Gott ist nicht banal

Gott ist nicht banal - er ist allmächtig

Gott ist nicht banal. Du kannst ihn nicht erfassen mit einem einfachen Maßstab, womit du feststellst ob Einer sehr reich ist, opulent begabt, genial oder allmächtig. Mit welchem Meterstab willst du ihn abmessen? Willst du Gott mit Ultraschall ausmessen oder mittels Lasertechnik, ob du ihn irgendwo in einer verborgenen Ecke des Weltalls findest?

Selbstsicher haben sie sich zurückgelehnt und gesagt: Es gibt ihn gar nicht.

Du kannst Gott nicht durch chemische Reaktionen nachweisen, untersuchen oder ausschließen. Auch die physischen Experimente bringen dich zwar zum Teilchenbeschleuniger aber nicht zur Bemessung der Größe, der Allmacht, der Existenz eines Gottes.
Des Gottes.

Er diskutiert nicht mit dir. Und doch lässt er sich manchmal darauf ein.

Als Jesus Christus von Pilatus befragt wurde, ob er ein König sei – bejahte dieser die Frage des Ahnenden.

Menschen erahnen Gott, sie wissen von Gott im Inneren, in ihrem Gewissen ist etwas vom Knowhow.

Wenn jemand satt ist, Job, Familie, Ansehen, Auslastung rund um die Uhr hat, noch mehr Ansehen, Gesundheit, Wohlstand, Kinder, eigene vier Wände, Autos, Uhren, Urlaube – verstehst du, was ich sagen will? – wenn jemand all dieses Zeug mit sich herumschleppt, dann denkt er, es gibt nichts Besseres, nichts Schöneres, er hat sozusagen das menschliche Limit erreicht. Er schwimmt wie das Auge auf der Brühe oben. Er ist topp gesetzt, er ist oben und denkt, er ist fast wie ein Gott.

Aber er ist, oder es ist – entschuldige bitte meine direkte Aussage – lächerlich.

Natürlich arbeitet er – menschlich gesprochen – sinnvoll, er hat sich etwas erarbeitet, er hat ein Level erreicht, das ihn die verhängnisvollen Worte sagen lässt „all das haben meine Hände erarbeitet.“

Solchermaßen zufrieden kommt er von den Zwanzigern – in die Dreißiger, die Fünfziger, die Siebziger und empfindet Dinge doch als einigermaßen gelungen, wäre da nicht ab und zu der kleine Schmerz.
Dann, wenn er da ist, ist er groß.

Aber ignorieren wir einmal diese Widrigkeiten , Nickeligkeiten und schauen zurück auf eine Reihe von Festen, guten Tagen, Sommer, Herbst und Winter, Frühjahr auf der Terrasse am Strand, mit dem geliebten Partner Hand in Hand.

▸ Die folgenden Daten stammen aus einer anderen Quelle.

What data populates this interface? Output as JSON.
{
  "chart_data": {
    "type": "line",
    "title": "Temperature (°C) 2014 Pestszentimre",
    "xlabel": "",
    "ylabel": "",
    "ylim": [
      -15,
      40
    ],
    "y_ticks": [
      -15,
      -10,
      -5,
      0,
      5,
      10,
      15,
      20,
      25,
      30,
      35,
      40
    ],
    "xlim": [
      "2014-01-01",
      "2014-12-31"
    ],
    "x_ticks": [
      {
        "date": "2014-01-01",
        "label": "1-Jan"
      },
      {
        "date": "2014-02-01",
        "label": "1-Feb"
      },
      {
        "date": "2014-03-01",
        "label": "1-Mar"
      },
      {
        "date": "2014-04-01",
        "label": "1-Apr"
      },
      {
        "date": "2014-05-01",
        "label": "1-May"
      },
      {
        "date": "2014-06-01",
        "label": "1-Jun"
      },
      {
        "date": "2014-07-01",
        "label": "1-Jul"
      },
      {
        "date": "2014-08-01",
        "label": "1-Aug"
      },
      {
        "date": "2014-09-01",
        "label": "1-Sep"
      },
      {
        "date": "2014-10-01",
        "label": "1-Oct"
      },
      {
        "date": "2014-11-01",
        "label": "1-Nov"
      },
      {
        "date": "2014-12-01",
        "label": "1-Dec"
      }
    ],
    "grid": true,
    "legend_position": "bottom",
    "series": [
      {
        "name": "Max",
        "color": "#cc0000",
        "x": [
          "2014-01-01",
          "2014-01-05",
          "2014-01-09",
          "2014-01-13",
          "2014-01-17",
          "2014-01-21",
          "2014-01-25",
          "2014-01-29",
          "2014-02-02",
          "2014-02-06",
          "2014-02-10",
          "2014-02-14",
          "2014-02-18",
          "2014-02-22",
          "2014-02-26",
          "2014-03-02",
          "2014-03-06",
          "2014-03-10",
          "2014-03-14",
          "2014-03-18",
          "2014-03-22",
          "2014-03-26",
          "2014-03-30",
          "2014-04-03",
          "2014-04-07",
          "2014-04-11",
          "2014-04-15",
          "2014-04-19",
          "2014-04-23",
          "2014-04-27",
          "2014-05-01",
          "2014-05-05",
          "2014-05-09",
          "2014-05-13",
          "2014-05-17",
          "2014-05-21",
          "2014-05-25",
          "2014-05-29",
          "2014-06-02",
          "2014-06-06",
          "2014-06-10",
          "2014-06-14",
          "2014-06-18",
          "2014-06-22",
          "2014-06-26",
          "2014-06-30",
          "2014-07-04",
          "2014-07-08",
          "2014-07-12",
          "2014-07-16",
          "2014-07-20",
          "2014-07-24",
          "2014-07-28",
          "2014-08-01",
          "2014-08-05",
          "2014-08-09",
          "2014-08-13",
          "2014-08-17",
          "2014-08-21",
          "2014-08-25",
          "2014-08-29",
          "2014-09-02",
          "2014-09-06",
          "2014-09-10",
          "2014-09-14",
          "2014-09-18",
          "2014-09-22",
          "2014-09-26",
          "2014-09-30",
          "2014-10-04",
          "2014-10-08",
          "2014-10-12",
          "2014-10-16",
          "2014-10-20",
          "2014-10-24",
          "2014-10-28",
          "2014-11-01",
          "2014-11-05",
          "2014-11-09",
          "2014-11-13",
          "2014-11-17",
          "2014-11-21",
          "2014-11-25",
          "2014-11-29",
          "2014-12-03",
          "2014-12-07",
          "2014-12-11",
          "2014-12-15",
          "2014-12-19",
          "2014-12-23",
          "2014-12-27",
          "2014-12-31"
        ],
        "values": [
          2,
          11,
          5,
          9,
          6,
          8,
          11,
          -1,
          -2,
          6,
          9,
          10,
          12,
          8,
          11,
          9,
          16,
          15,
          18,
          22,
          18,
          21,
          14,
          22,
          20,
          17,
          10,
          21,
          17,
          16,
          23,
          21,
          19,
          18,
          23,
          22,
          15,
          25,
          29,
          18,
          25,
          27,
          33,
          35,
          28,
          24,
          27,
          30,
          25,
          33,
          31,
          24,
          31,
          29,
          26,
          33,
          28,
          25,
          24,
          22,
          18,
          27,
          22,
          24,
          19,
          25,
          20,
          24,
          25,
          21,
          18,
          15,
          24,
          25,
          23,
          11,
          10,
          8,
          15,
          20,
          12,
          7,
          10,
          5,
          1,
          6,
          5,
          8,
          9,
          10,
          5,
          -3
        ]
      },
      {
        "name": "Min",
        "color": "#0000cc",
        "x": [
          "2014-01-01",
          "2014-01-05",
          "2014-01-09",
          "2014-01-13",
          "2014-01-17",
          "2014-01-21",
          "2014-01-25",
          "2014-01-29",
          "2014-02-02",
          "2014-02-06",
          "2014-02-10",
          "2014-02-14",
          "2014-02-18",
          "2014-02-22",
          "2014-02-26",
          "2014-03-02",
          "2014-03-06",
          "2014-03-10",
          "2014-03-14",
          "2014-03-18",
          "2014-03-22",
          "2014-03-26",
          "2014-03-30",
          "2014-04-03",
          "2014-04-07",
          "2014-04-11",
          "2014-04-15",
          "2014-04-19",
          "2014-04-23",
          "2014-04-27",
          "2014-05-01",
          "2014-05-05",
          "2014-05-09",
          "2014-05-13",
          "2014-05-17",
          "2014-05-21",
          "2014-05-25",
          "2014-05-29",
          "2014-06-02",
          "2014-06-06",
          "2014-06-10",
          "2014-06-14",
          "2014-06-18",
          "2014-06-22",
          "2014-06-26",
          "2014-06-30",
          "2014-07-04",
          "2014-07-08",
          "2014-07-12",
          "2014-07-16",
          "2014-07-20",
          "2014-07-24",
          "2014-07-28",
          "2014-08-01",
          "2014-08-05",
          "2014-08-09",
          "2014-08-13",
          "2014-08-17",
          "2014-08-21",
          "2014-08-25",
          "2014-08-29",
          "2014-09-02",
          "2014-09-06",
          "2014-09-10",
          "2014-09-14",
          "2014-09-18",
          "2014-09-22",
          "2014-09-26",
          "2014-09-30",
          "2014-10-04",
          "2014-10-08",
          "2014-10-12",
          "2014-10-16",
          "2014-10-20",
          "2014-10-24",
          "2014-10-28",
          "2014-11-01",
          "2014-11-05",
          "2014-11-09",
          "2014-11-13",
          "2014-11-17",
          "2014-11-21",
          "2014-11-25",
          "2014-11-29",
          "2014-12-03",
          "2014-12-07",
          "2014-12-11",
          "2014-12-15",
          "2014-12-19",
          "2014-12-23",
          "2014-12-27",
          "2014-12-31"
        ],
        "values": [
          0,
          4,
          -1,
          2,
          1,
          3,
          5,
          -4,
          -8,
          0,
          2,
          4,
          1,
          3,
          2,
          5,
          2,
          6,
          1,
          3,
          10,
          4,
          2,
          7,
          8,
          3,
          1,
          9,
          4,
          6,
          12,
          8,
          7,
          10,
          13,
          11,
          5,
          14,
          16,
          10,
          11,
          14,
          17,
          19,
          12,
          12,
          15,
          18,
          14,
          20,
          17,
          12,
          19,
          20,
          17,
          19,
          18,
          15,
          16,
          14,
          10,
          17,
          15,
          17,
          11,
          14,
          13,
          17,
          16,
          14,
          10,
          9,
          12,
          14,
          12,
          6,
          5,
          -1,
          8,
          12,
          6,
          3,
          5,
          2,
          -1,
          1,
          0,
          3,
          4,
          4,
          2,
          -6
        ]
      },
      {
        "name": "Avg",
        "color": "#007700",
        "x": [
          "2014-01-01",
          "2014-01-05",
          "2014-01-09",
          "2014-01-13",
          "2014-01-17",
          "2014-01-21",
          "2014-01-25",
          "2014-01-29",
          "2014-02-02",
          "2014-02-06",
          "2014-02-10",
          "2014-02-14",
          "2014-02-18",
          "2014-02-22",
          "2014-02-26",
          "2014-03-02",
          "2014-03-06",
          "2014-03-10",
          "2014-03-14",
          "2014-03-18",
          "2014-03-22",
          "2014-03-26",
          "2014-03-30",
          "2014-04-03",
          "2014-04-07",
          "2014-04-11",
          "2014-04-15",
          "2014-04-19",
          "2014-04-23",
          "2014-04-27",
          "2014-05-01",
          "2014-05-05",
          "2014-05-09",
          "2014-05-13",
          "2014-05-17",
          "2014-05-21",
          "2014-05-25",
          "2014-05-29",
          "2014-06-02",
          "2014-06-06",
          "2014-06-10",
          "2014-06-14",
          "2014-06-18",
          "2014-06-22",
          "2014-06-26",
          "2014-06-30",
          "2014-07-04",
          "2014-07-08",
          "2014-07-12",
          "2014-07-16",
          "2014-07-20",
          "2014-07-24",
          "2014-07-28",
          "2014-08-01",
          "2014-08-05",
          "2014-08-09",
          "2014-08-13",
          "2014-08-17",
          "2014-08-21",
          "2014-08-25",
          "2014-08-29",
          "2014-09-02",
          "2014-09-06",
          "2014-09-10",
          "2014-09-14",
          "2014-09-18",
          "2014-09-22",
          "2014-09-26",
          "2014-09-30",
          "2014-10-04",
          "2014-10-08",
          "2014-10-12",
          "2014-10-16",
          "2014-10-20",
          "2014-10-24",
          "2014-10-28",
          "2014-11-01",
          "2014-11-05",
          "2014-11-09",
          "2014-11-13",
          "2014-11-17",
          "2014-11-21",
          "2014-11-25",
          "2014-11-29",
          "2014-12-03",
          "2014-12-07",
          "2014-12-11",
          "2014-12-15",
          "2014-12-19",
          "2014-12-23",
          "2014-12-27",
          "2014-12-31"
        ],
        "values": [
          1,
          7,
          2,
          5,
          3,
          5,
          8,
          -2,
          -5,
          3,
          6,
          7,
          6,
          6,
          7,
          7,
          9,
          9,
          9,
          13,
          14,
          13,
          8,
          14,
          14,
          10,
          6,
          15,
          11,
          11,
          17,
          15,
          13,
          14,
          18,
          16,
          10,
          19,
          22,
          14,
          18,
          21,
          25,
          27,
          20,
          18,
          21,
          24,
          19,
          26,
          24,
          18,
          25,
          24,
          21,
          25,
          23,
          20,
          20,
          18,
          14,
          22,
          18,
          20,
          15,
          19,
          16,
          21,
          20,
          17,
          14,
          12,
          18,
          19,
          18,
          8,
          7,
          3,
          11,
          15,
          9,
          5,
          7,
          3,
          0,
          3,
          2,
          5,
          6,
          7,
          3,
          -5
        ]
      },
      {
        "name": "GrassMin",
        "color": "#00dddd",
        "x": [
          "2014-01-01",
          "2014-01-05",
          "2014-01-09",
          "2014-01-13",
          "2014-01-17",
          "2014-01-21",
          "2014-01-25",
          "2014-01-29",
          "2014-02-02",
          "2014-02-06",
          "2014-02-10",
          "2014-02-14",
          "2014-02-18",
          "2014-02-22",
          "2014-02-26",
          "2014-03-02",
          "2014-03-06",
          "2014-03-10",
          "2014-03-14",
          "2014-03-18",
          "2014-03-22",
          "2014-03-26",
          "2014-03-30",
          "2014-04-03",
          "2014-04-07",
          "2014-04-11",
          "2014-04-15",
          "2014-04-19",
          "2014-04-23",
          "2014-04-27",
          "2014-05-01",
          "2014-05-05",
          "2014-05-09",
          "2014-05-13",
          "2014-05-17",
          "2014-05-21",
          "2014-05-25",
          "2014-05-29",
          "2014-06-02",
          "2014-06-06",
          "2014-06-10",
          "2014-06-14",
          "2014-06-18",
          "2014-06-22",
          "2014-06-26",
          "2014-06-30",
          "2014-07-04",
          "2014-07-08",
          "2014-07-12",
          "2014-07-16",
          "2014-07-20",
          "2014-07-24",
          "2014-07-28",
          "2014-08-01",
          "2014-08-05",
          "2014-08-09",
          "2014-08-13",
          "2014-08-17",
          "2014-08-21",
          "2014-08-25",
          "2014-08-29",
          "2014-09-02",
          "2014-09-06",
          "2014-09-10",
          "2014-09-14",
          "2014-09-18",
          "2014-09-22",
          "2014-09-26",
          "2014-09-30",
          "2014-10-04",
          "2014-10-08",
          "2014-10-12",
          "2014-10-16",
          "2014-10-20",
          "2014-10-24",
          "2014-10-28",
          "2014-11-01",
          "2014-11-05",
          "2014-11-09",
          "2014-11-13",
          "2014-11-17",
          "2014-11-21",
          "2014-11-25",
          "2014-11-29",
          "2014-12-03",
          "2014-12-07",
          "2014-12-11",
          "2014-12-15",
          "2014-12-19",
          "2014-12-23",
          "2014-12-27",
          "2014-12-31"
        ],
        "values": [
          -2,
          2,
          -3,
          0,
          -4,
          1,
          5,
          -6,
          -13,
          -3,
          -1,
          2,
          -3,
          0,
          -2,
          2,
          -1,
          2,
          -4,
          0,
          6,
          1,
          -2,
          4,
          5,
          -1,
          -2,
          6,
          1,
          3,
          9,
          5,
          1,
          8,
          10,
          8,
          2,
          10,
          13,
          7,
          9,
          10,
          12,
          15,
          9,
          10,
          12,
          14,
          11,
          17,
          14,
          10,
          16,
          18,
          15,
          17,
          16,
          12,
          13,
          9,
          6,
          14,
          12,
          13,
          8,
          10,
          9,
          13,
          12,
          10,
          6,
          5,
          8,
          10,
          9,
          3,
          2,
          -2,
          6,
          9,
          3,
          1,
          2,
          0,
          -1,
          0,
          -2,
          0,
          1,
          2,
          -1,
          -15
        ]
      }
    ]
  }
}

Träume wurden wahr. Gott ist nicht banal -nein, er ist allmächtig

Du denkst dann, du hättest das höchste Level, das Nonplusultra, das Paradies auf Erden erreicht. Freilich gibt es ab und zu noch einen unentdeckten Strand oder den Blick auf den See im Sonnenuntergang. Du blinzelst ins Licht und lächelst, es ist das Höchste und du umarmst das Gefühl, das du nie wieder aus der Hand geben willst.
Glücklich, Glück eben. Glück im Leben.

Ich will es dir nicht kaputtmachen, kaputt reden, Gott blinzelt dich durch die Schöpfung hindurch an, er hat das alles so gemacht.

Erkennst du ihn?

Er ist so viel schöner als das, was er gemacht hat. Ist das nicht für jeden Kleindenker logisch?

„Was ich habe, das habe ich, was ich sehe und anfassen kann, das glaube ich“ – und du kannst deine Lebensjahre nicht festhalten. Greifst ins Leere.

Du kannst es nicht festhalten. Nichts davon gehört dir, Alles ist nur geliehenes Material, geschenkte Menschen und Tiere und Zeit.

Deine Marmorsäulen am Hauseingang sind prächtig, dein Grün rund ums Haus und die Kunstwerke im Eingangsbereich, du hast es dir schön gemacht, der feine Luftzug, der dein Ambiente durchweht.

Du rauchst doch nicht?  🙂

Doch mit all dem kannst du Gott nicht vergleichen, auch nicht beeindrucken, es interessiert ihn nicht, er ist an all diesen Dingen und Opfern nicht interessiert. Er ist völlig aus der Zeit gefallen, er ist allmächtig. Er ist Gott. Du wirst bekennen müssen, dass Jesus der Herr ist, zur Ehre Gottes, des allmächtigen Vaters. Du wirst deine Knie sogar beugen vor ihm.

OOOh.

Wenn das so ist – vielleicht etwas Zeit aufwenden – wer ist er?